And make sure to visit The Arnold Bennett Society for expert information and comment on all aspects of the life and work of AB.

Saturday, 30 November 2013

Sleep and snow

Monday, November 30th., Rue de Calais, Paris.

Yesterday I wrote a 4,000 word tale, "The Railway Station", for Tillotsons complete, and had finished it before 7 p.m. Moreover I slept perfectly after it, from 12 to 8.15 without a break, which is extraordinary for me. This story and "Saturday to Monday" will bring me in 18 guineas, due by the end of December.

Tillotson’s Fiction Bureau was created in the 1870’s when the Bolton Evening News owner W F Tillotson wrote letters to authors inviting them to syndicate their stories in newspapers. This meant that the authors were paid for their stories by Tillotsons who then sold them on to other newspapers including those published in America. Many of the replies to these letters are held in Bolton Museum and The Bolton News Library holds copies of these. Numerous famous authors wrote for the bureau, including, Thomas Hardy, Wilkie Collins, H G Wells, Arthur Conan Doyle, E Nesbit, George Bernard Shaw and Arnold Bennett.

The weather is worse and worse. After raining all day it began to snow in the evening. I dined well and came in after dinner for an hour, meaning to go later to a music-hall. But once inside I could not persuade myself to go out again.

This morning when I woke up it was still snowing, the roofs all white and the streets all water.

This last few days I have begun to make my luncheons about half their usual size - two poached eggs, a roll, and a cup of chocolate; with excellent results.
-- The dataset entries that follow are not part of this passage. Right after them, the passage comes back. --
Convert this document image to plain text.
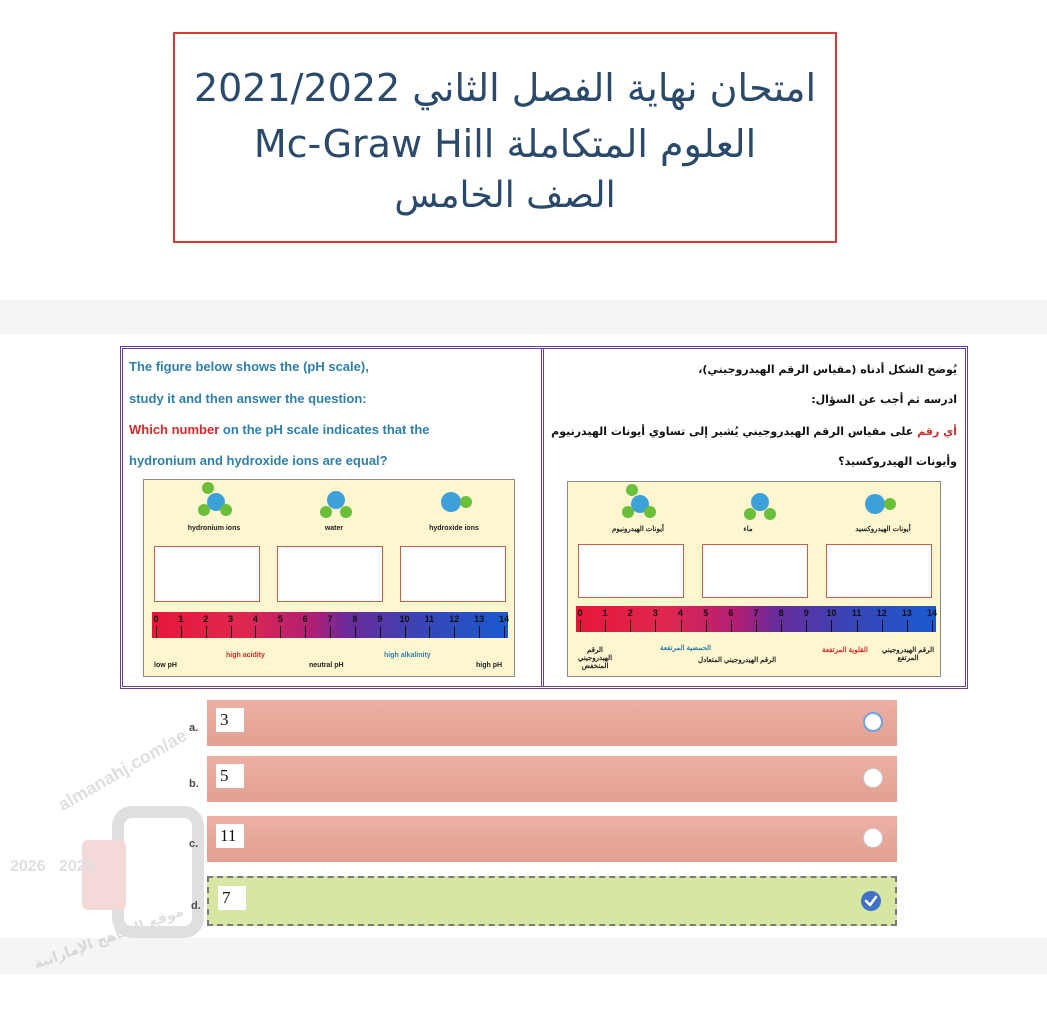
امتحان نهاية الفصل الثاني 2021/2022
العلوم المتكاملة Mc-Graw Hill
الصف الخامس
The figure below shows the (pH scale),
study it and then answer the question:
Which number on the pH scale indicates that the
hydronium and hydroxide ions are equal?
يُوضح الشكل أدناه (مقياس الرقم الهيدروجيني)،
ادرسه ثم أجب عن السؤال:
أي رقم على مقياس الرقم الهيدروجيني يُشير إلى تساوي أيونات الهيدرنيوم
وأيونات الهيدروكسيد؟
hydronium ions	water	hydroxide ions
low pH
high acidity
neutral pH
high alkalinity
high pH
0 1 2 3 4 5 6 7 8 9 10 11 12 13 14
أيونات الهيدرونيوم	ماء	أيونات الهيدروكسيد
الرقم الهيدروجيني المنخفض
الحمضية المرتفعة
الرقم الهيدروجيني المتعادل
القلوية المرتفعة الرقم الهيدروجيني المرتفع
0 1 2 3 4 5 6 7 8 9 10 11 12 13 14
a. 3
b. 5
c. 11
d. 7
almanahj.com/ae
2026   2025
موقع المناهج الإماراتية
Additionally for November 30th., see 'Sailing for home' -

We spent the whole evening in talking "shop", Edgar Selwyn being the quietest. Boat rolled, always. In the middle of the night she rolled so much that she overthrew my red clock. Also fiddles on the tables, last night at dinner. Quite unnecessary, but it is probably a dodge to convince passengers that they are good sailors. No fiddles on at breakfast this morning, when they were necessary and crockery was rattling and crashing about all over the place.